Site icon IT World Canada

Outsourcing

Success in most outsourcing agreements is measured by defined service levels, often contained in an appendix of the contract entitled “Service Level Agreement (SLA).” As these are intended to measure the success of the overall relationship, many people then assume that the rest of the agreement, once signed, is no longer needed unless there is a dispute or audit.

SLA metrics are based on what was contemplated when the contract was negotiated and may not reflect what is needed or expected now. A change process to update the SLAs is part of a good governance structure (another topic).

Like any number, SLA metrics are only as good as the data collected to compute them and these arbitrary numbers are generally surrogates for the business outcomes desired. So “help desk responsiveness” is translated into how many rings before the rep answers the phone, not whether the problem is resolved on that call. Or “number of call tickets closed” doesn’t measure whether the same user had to call back three times for the same thing if the data collected and reported doesn’t directly relate the new call to the previous ones. As fewer is better, determining and collecting the data on repeat calls would reduce the closure numbers – perhaps not the best incentive for the vendor to put effort into tracking and changing procedures to reduce the repeats.

As with anything measured, focus on the numbers won’t necessarily improve or maintain the quality of service. For things like application response time, a number is pretty good e.g. “less than 1/2 sec response to prompting for next entry 98% of the time during peak hours at the user workstation” is relevant and practical as it relates to the business workflow. For other things, like, must have one meetings per month to discuss service incidents, isn’t going to be very helpful without some discipline and goodwill around these meetings: stated agenda, required participants and their authority, what outcomes are required and how will these be executed, escalation and dispute resolution (which is why the rest of the contract doesn’t get filed away).

What each SLA measures and how has to be well understood by both parties, as the vendor will provide most or all of the information. Too few measures won’t yield enough information to determine whether the relationship is delivering what is expected. Too many measures and the process devolves into an exercise to create a batting average: “we achieved 95% of all target measures.” As the measures are rarely all of equal importance, 95% could be either fantastic or abysmal, but it’s not 100% which may have been the expectation.

Building a reasonable set of SLA measures requires a careful look at the business outcomes desired, rather than diving in with a technical system performance view (CPU utilization, etc). After all, outsourcing is about letting go of the operational and technical detail, using others to do that and focusing on managing the business, which of course, includes just enough of the detail to assure yourself things are working.

The final and most important measure is the least precise.
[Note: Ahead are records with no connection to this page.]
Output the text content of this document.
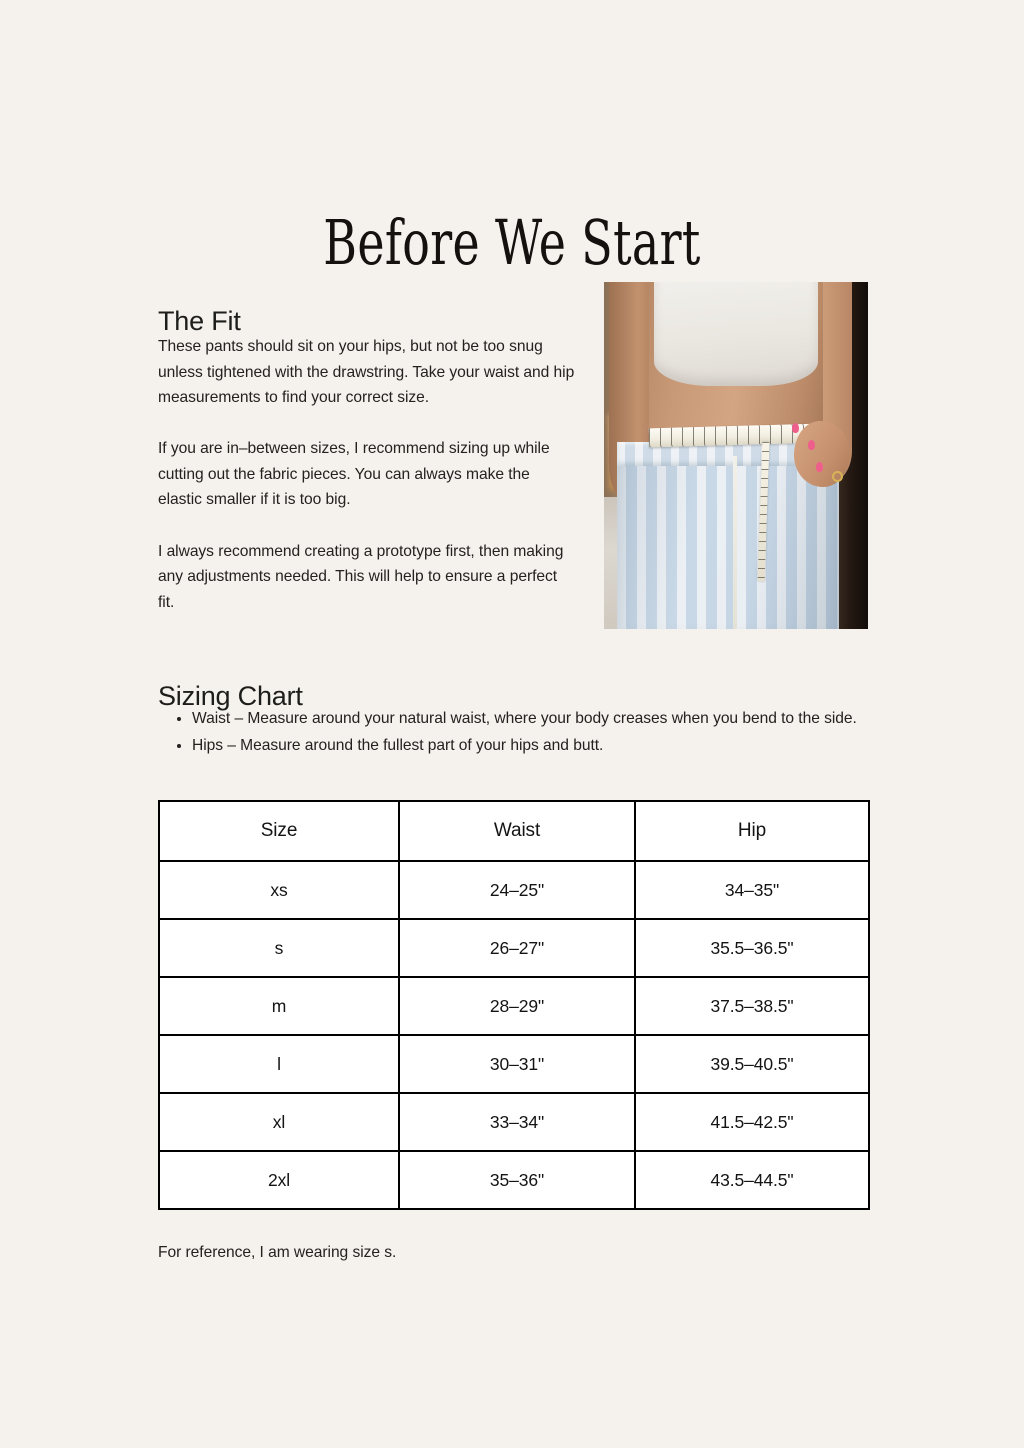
Before We Start
The Fit

These pants should sit on your hips, but not be too snug unless tightened with the drawstring. Take your waist and hip measurements to find your correct size.

If you are in–between sizes, I recommend sizing up while cutting out the fabric pieces. You can always make the elastic smaller if it is too big.

I always recommend creating a prototype first, then making any adjustments needed. This will help to ensure a perfect fit.

Sizing Chart
Waist – Measure around your natural waist, where your body creases when you bend to the side.
Hips – Measure around the fullest part of your hips and butt.
Size	Waist	Hip
xs	24–25"	34–35"
s	26–27"	35.5–36.5"
m	28–29"	37.5–38.5"
l	30–31"	39.5–40.5"
xl	33–34"	41.5–42.5"
2xl	35–36"	43.5–44.5"
For reference, I am wearing size s.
Client satisfaction with the services needs to meet the objectives set out for overall service provision, regardless of who delivers it. Keeping in close touch with user concerns and changing expectations is the critical success factor. These changes will demand a very good change management process be built into your agreement and into your budget planning for the life of the outsourcing arrangement.

There’s a lot more that can be said about SLAs – what do you think?